I'm working on the Kaggle Titanic dataset. I'm trying to use LightGBM's LGBMClassifier to determine if a given passenger survived. I've created a pipeline for filling in and processing all of the data and am trying to use BayesSearchCV to optimize my LightGBM hyperparameters. I recieve the following error when I use BayesSearchCV:

"TypeError: '<' not supported between instances of 'Version' and 'tuple'"

I have no idea why I'm getting this error since I can fit the pipleine I created to the data and it works with Sklearn's GridSearchCV so I don't know if this is an issue with BayesSearchCV or it's just me. I've put my pipeline and the code that runs the error below with a mark on where the error occurs.

target = 'survived'

categorical_features = ['sex',
                       #'ticket',
                       #'cabin',
                        'embarked']

numeric_features = ['pclass',
                    'age',
                    'sibsp',
                    'parch',
                    'fare']

train, test = train_test_split(df,test_size=0.20)

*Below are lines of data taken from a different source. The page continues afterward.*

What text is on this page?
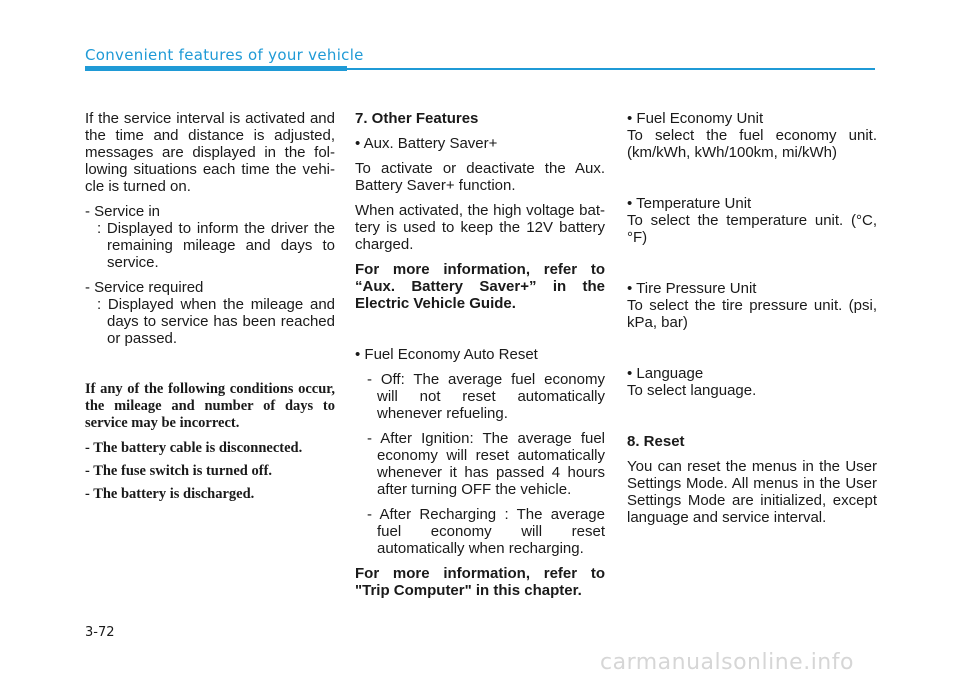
Convenient features of your vehicle

If the service interval is activated and the time and distance is adjusted, messages are displayed in the fol-lowing situations each time the vehi-cle is turned on.

- Service in

: Displayed to inform the driver the remaining mileage and days to service.

- Service required

: Displayed when the mileage and days to service has been reached or passed.

If any of the following conditions occur, the mileage and number of days to service may be incorrect.

- The battery cable is disconnected.

- The fuse switch is turned off.

- The battery is discharged.

7. Other Features

• Aux. Battery Saver+

To activate or deactivate the Aux. Battery Saver+ function.

When activated, the high voltage bat-tery is used to keep the 12V battery charged.

For more information, refer to “Aux. Battery Saver+” in the Electric Vehicle Guide.

• Fuel Economy Auto Reset

- Off: The average fuel economy will not reset automatically whenever refueling.

- After Ignition: The average fuel economy will reset automatically whenever it has passed 4 hours after turning OFF the vehicle.

- After Recharging : The average fuel economy will reset automatically when recharging.

For more information, refer to "Trip Computer" in this chapter.

• Fuel Economy Unit

To select the fuel economy unit. (km/kWh, kWh/100km, mi/kWh)

• Temperature Unit

To select the temperature unit. (°C,°F)

• Tire Pressure Unit

To select the tire pressure unit. (psi, kPa, bar)

• Language

To select language.

8. Reset

You can reset the menus in the User Settings Mode. All menus in the User Settings Mode are initialized, except language and service interval.

3-72
carmanualsonline.info
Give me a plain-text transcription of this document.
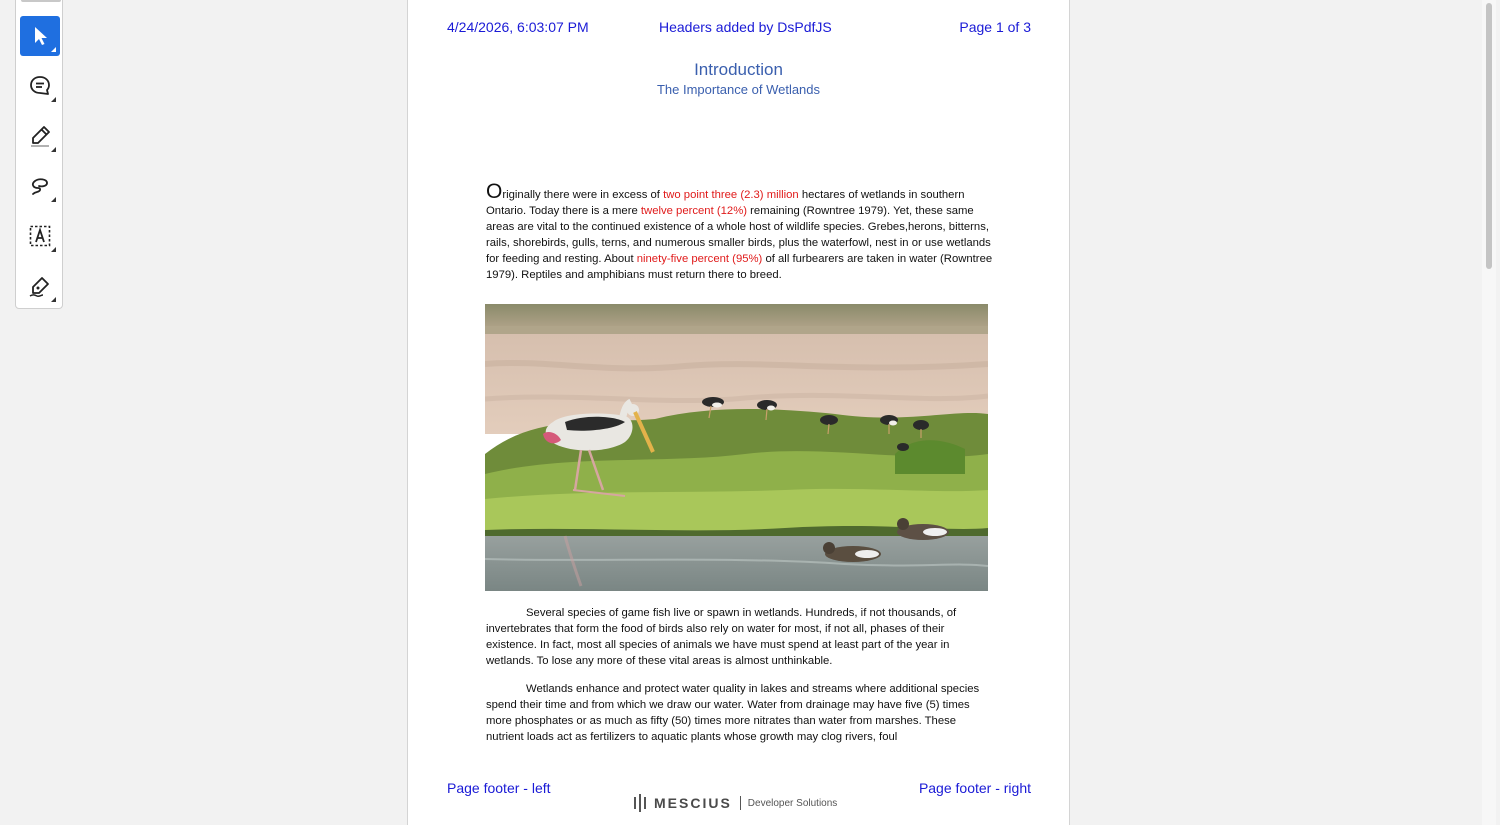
4/24/2026, 6:03:07 PM	Headers added by DsPdfJS	Page 1 of 3
Introduction
The Importance of Wetlands

Originally there were in excess of two point three (2.3) million hectares of wetlands in southern Ontario. Today there is a mere twelve percent (12%) remaining (Rowntree 1979). Yet, these same areas are vital to the continued existence of a whole host of wildlife species. Grebes,herons, bitterns, rails, shorebirds, gulls, terns, and numerous smaller birds, plus the waterfowl, nest in or use wetlands for feeding and resting. About ninety-five percent (95%) of all furbearers are taken in water (Rowntree 1979). Reptiles and amphibians must return there to breed.

Several species of game fish live or spawn in wetlands. Hundreds, if not thousands, of invertebrates that form the food of birds also rely on water for most, if not all, phases of their existence. In fact, most all species of animals we have must spend at least part of the year in wetlands. To lose any more of these vital areas is almost unthinkable.

Wetlands enhance and protect water quality in lakes and streams where additional species spend their time and from which we draw our water. Water from drainage may have five (5) times more phosphates or as much as fifty (50) times more nitrates than water from marshes. These nutrient loads act as fertilizers to aquatic plants whose growth may clog rivers, foul

Page footer - left	Page footer - right
MESCIUS Developer Solutions
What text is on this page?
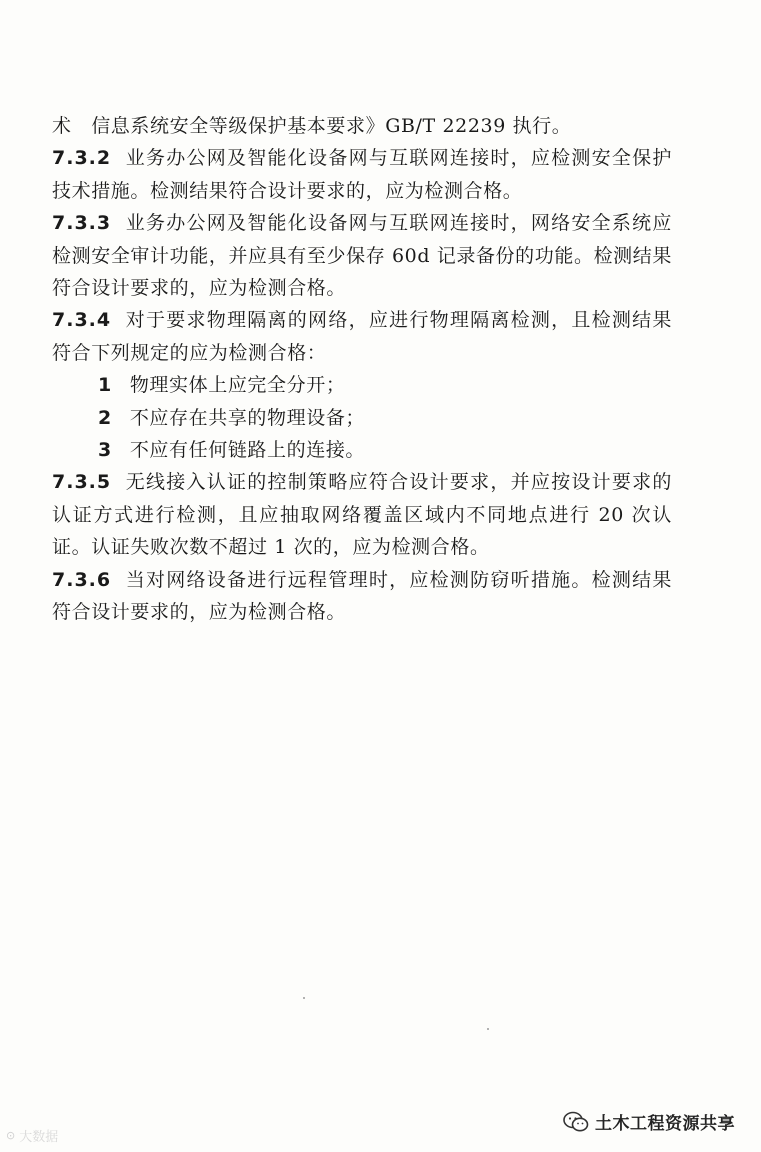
术　信息系统安全等级保护基本要求》GB/T 22239 执行。

7.3.2 业务办公网及智能化设备网与互联网连接时，应检测安全保护技术措施。检测结果符合设计要求的，应为检测合格。

7.3.3 业务办公网及智能化设备网与互联网连接时，网络安全系统应检测安全审计功能，并应具有至少保存 60d 记录备份的功能。检测结果符合设计要求的，应为检测合格。

7.3.4 对于要求物理隔离的网络，应进行物理隔离检测，且检测结果符合下列规定的应为检测合格：

1 物理实体上应完全分开；

2 不应存在共享的物理设备；

3 不应有任何链路上的连接。

7.3.5 无线接入认证的控制策略应符合设计要求，并应按设计要求的认证方式进行检测，且应抽取网络覆盖区域内不同地点进行 20 次认证。认证失败次数不超过 1 次的，应为检测合格。

7.3.6 当对网络设备进行远程管理时，应检测防窃听措施。检测结果符合设计要求的，应为检测合格。

土木工程资源共享
⊙ 大数据
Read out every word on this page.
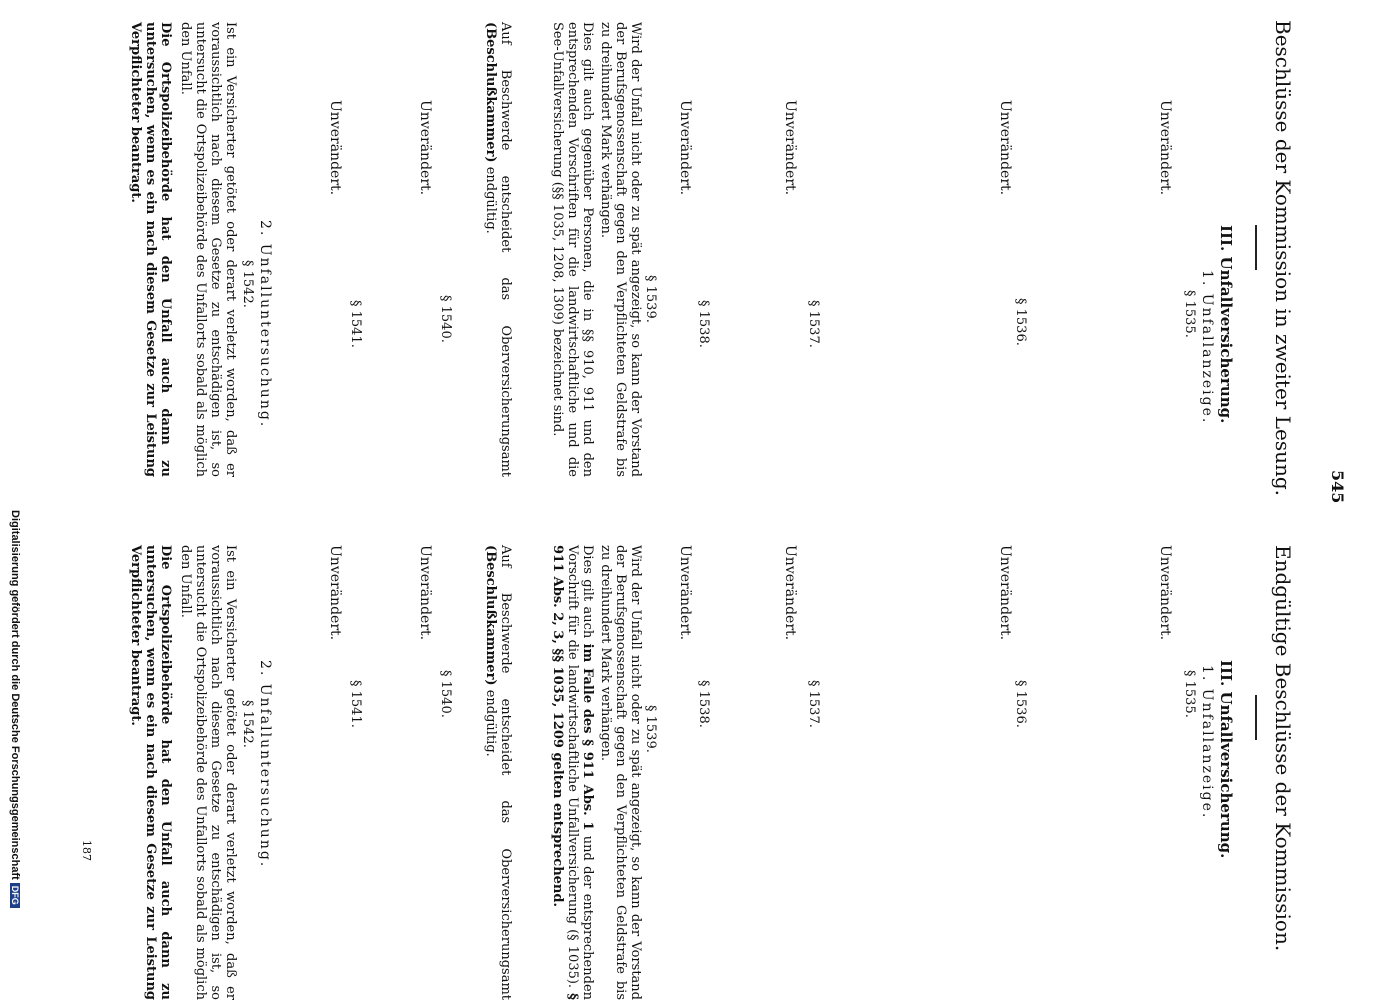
545
Beschlüsse der Kommission in zweiter Lesung.
III. Unfallversicherung.
1. Unfallanzeige.
§ 1535.
Unverändert.
§ 1536.
Unverändert.
§ 1537.
Unverändert.
§ 1538.
Unverändert.
§ 1539.
Wird der Unfall nicht oder zu spät angezeigt, so kann der Vorstand der Berufsgenossenschaft gegen den Verpflichteten Geldstrafe bis zu dreihundert Mark verhängen.
Dies gilt auch gegenüber Personen, die in §§ 910, 911 und den entsprechenden Vorschriften für die landwirtschaftliche und die See-Unfallversicherung (§§ 1035, 1208, 1309) bezeichnet sind.
Auf Beschwerde entscheidet das Oberversicherungsamt (Beschlußkammer) endgültig.
§ 1540.
Unverändert.
§ 1541.
Unverändert.
2. Unfalluntersuchung.
§ 1542.
Ist ein Versicherter getötet oder derart verletzt worden, daß er voraussichtlich nach diesem Gesetze zu entschädigen ist, so untersucht die Ortspolizeibehörde des Unfallorts sobald als möglich den Unfall.
Die Ortspolizeibehörde hat den Unfall auch dann zu untersuchen, wenn es ein nach diesem Gesetze zur Leistung Verpflichteter beantragt.
Endgültige Beschlüsse der Kommission.
III. Unfallversicherung.
1. Unfallanzeige.
§ 1535.
Unverändert.
§ 1536.
Unverändert.
§ 1537.
Unverändert.
§ 1538.
Unverändert.
§ 1539.
Wird der Unfall nicht oder zu spät angezeigt, so kann der Vorstand der Berufsgenossenschaft gegen den Verpflichteten Geldstrafe bis zu dreihundert Mark verhängen.
Dies gilt auch im Falle des § 911 Abs. 1 und der entsprechenden Vorschrift für die landwirtschaftliche Unfallversicherung (§ 1035). § 911 Abs. 2, 3, §§ 1035, 1209 gelten entsprechend.
Auf Beschwerde entscheidet das Oberversicherungsamt (Beschlußkammer) endgültig.
§ 1540.
Unverändert.
§ 1541.
Unverändert.
2. Unfalluntersuchung.
§ 1542.
Ist ein Versicherter getötet oder derart verletzt worden, daß er voraussichtlich nach diesem Gesetze zu entschädigen ist, so untersucht die Ortspolizeibehörde des Unfallorts sobald als möglich den Unfall.
Die Ortspolizeibehörde hat den Unfall auch dann zu untersuchen, wenn es ein nach diesem Gesetze zur Leistung Verpflichteter beantragt.
187
Digitalisierung gefördert durch die Deutsche ForschungsgemeinschaftDFG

numerical_pipe = Pipeline([('imputer', SimpleImputer(strategy = 'mean'))])

categorical_pipe = Pipeline([('imputer', SimpleImputer(strategy = 'constant', fill_value = 'missing')),
                             ('onehot', OneHotEncoder(handle_unknown = 'ignore'))])

preprocessing = ColumnTransformer(transformers = [
                ('cat', categorical_pipe, categorical_features),
                ('num', numerical_pipe, numeric_features)])

lgb_pipe = Pipeline([
          ('preprocess', preprocessing),
          ('classifier', LGBMClassifier())])

search_space_lgb = {'num_leaves': Integer(1, 500),
                    'max_depth': Integer(1, 500)}

bayes_search_lgb = BayesSearchCV(lgb_pipe, 
                                 search_space_lgb)

bs_lgb = bayes_search_lgb.fit(train[numeric_features + categorical_features], 
                              train[target]) #ERROR HERE

print(bs_lgb.best_params_)

This is an extra part of the error I think is useful in identifying what exactly is wrong.

/Applications/anaconda3/lib/python3.7/site-packages/skopt/space/space.py in rvs(self, n_samples, random_state)

762 
763         for dim in self.dimensions:
--> 764             if sp_version < (0, 16):
765                 columns.append(dim.rvs(n_samples=n_samples))
766             else:

Found another stackoverflow with the same error as I have (TypeError inside the `scikit-optimize` package) but none of the solutions work for me.

2

There are 2 best solutions below

1
Stephan On

The BayesSearchCV come from the skopt library. You don't have to import the whole library you can just type this following command:

from skopt import BayesSearchCV

Also, you might want to use shift+tab to double check on the parameters requirements. Most errors happen at the parameters' level. Let me know if that solve the issue.

0
Will On

I've solved changing skopt/space/space.py lines 763-768

 for dim in self.dimensions:
        
        if sp_version < (0, 16):
            columns.append(dim.rvs(n_samples=n_samples))
        else:
            columns.append(dim.rvs(n_samples=n_samples, random_state=rng))

into

for dim in self.dimensions:
        
        try:
            columns.append(dim.rvs(n_samples=n_samples, random_state=rng))
        except:
            columns.append(dim.rvs(n_samples=n_samples))